The editors of Internet sites received Friday the support of the public rapporteur to the Council of State in a litigation opposing them to the CNIL on the question of the cookies, these tracers which are used to track the Net surfers.

The public rapporteur proposes a solution to the judge, but the judge is not obliged to follow his opinion.

The Council of State should make its final decision before two weeks, unless it sends a preliminary question to the European Court of Justice, according to a participant in the file.

The dispute relates to "guidelines" adopted in 2019 by the personal data police, the CNIL, on the use of cookies, and based in particular on the new European Data Protection Regulation (GDPR).

According to these guidelines, publishers cannot prohibit internet users who refuse cookies to protect their privacy or as opposed to advertising targeting from accessing their site.

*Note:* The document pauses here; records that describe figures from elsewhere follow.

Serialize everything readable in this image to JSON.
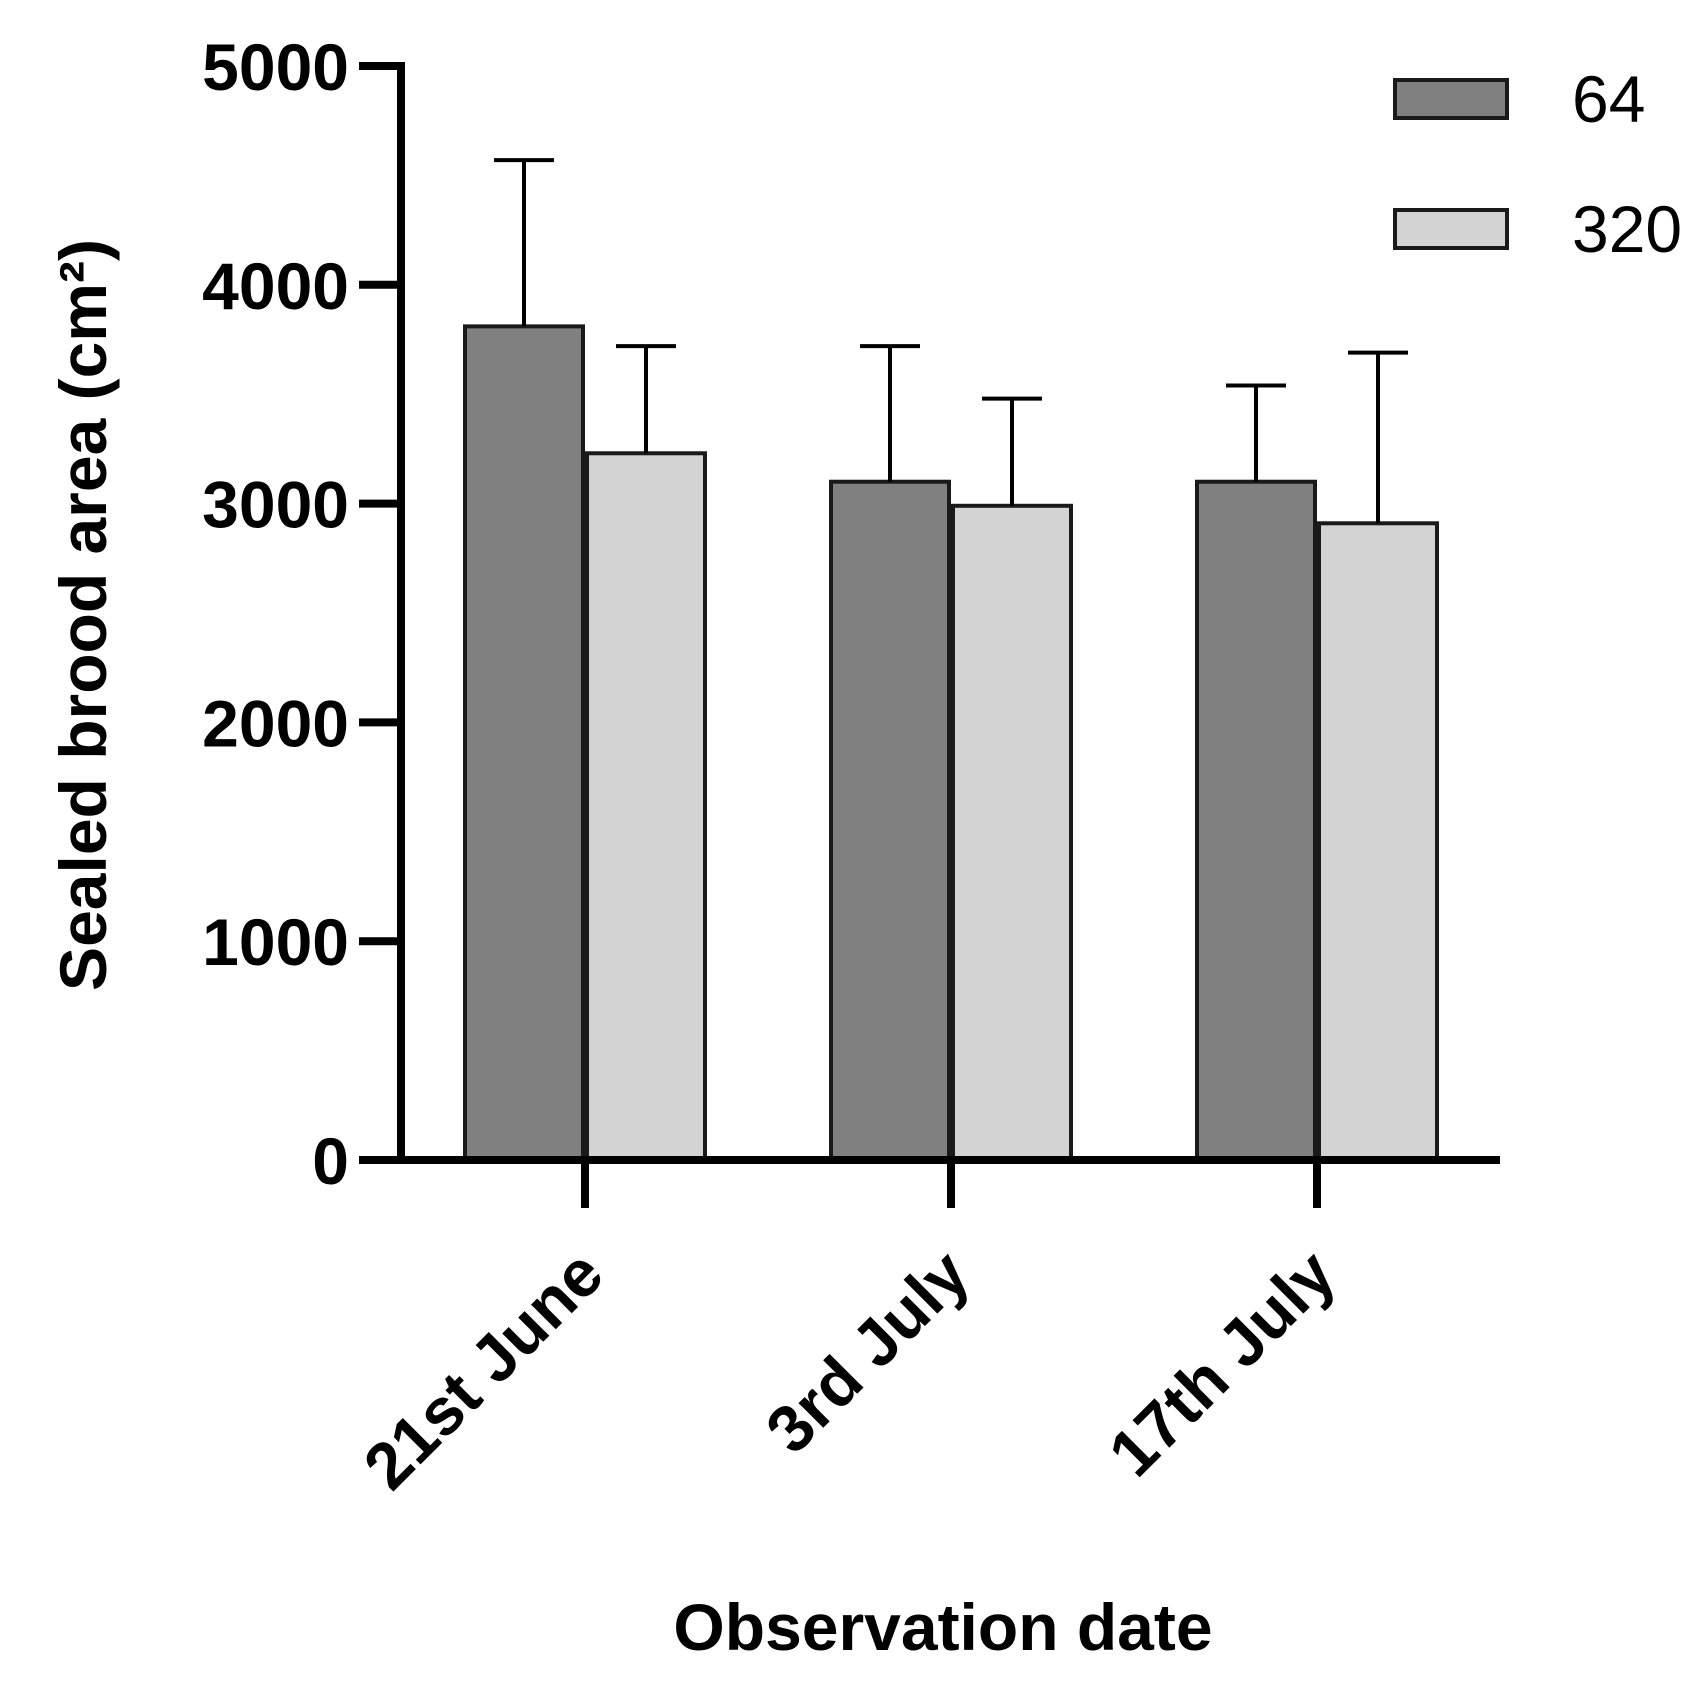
{
  "chart_data": {
    "type": "bar",
    "title": "",
    "xlabel": "Observation date",
    "ylabel": "Sealed brood area (cm²)",
    "ylim": [
      0,
      5000
    ],
    "yticks": [
      0,
      1000,
      2000,
      3000,
      4000,
      5000
    ],
    "categories": [
      "21st June",
      "3rd July",
      "17th July"
    ],
    "series": [
      {
        "name": "64",
        "color": "#808080",
        "values": [
          3810,
          3100,
          3100
        ],
        "error_upper": [
          4570,
          3720,
          3540
        ]
      },
      {
        "name": "320",
        "color": "#d3d3d3",
        "values": [
          3230,
          2990,
          2910
        ],
        "error_upper": [
          3720,
          3480,
          3690
        ]
      }
    ],
    "legend_position": "top-right",
    "grid": false
  }
}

It is the practice of + Cookie wall +, by analogy to + Pay wall + which requires paying to access the content.

But the public rapporteur, Alexandre Lallet, considered that the Cnil went too far on this point compared to the European and national legislations in force.

Certainly, the GDPR requires that the consent given by the user to these famous cookies is "free". But it would be "risky" to conclude that Internet users would be systematically "deprived of their freedom" if they were barred from accessing a website, defended Mr. Lallet.

"An inconvenience" like the deprivation of access to the site is not necessarily "a prejudice", according to him, because the Internet user has the choice to go to other similar sites.

The final decision of the Council of State is eagerly awaited by the media and advertising industry, according to which "billions of euros" in turnover are at stake.

Cookies allow site publishers to accumulate data on Internet users, which are then sold for targeted advertising purposes.

The public rapporteur did not contest the other points of the guidelines of the CNIL, in particular the fact that it must be "as easy to refuse or withdraw consent as to give it."

The Cnil will wait for the decision of the Council of State to publish its "recommendation" (a practical guide for applying the guidelines). The first sanctions for non-compliance with these instructions will only come after a "adaptation period" of six months, the time that the publishers update their sites.